It’s cold, icy and snowy in much of the country. Salt has been the mainstay of road de-icing, until now, that is.
Modern Farmer says the by-products of mozzarella and provolone may save the day, at least in Wisconsin.
Cheese brine, the waste product of cheese making, as an adjunct to salt, saves dairies money, saves governments money and reduces environmental degradation.
The first dairy to donate the county its brine saved $30,000—turning a waste disposal problem into a product. And it can save municipalities, too. The first year Polk County used the brine, it saved $40,000 it would have spent on rock salt. Cheese brine could also be offer a greener alternative to salt, which can pollute drinking water and erode soil.
There are two benefits to brine: first, coating the road salt in brine keeps it from bouncing off the roads. Nearly 30 percent of dry salt bounces off the roads. Second, “regular salt brine freezes at six below zero, but cheese brine doesn’t freeze up until 21 below,” Modern Farmer reports.

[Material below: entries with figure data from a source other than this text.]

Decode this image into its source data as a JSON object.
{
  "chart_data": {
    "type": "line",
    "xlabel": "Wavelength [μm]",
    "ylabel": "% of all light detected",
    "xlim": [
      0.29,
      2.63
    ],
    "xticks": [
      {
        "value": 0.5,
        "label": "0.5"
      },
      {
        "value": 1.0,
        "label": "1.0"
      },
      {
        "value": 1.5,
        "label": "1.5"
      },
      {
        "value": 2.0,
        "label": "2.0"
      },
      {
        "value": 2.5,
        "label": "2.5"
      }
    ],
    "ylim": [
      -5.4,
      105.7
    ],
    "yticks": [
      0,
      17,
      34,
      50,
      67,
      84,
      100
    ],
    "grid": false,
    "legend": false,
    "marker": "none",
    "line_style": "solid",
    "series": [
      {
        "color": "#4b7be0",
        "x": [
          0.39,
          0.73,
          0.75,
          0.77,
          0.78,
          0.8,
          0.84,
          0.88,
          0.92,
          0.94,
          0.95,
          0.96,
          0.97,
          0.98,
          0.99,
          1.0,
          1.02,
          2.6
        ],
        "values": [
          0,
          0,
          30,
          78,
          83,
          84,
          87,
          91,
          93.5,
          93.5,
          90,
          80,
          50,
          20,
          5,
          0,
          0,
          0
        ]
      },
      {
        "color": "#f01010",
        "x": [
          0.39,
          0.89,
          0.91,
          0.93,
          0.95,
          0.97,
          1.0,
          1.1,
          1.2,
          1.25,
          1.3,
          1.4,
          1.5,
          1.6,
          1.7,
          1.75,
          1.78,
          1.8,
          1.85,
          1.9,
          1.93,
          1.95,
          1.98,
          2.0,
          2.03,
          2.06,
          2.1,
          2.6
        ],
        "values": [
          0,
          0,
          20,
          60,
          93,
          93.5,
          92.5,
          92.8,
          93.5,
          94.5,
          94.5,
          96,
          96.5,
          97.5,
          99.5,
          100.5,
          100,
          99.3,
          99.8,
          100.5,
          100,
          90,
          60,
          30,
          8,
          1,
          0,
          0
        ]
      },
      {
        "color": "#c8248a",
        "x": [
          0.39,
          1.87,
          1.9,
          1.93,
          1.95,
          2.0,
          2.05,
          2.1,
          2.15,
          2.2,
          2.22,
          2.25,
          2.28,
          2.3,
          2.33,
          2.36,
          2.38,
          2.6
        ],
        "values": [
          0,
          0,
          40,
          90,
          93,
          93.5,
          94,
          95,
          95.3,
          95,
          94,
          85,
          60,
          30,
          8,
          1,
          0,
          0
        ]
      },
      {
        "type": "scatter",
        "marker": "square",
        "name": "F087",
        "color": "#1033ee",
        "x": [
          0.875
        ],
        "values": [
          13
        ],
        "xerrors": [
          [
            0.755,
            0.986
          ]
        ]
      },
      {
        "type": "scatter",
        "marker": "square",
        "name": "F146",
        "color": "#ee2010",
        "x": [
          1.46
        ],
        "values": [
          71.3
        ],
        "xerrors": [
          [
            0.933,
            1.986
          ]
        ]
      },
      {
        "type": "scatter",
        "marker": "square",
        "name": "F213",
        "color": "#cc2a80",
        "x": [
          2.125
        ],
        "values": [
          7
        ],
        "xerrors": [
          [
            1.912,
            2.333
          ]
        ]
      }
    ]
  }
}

But then there is the odor, which does have some fans, who ask, “What’s not to like about mozzarella?” Others aren’t so complimentary, comparing it to curdled milk. The odor comes from the little bits of cheese still in the brine that also adds to the brine’s effectiveness.
The use of cheese brine begs other questions. How far away can a load of brine be carried before transportation costs outweigh benefits and savings? Can we all get used to the smell of cheese as part of winter? Will it track into our homes and make them smell like cheese? Are there other brines, say from pickles, or products that might work equally well? As to the last question, Milwaukee has tried some unsuccessful alternatives, such as beet juice.
The Strategic Sustainability Consulting blog recommends consumers try alfalfa meal, which it says is available from nurseries. It also recommends, GreenIceMelt.com which sells environmentally-friendly de-icer products including Happy Paws for the pet lovers among us; Salt hurts pet paws, too.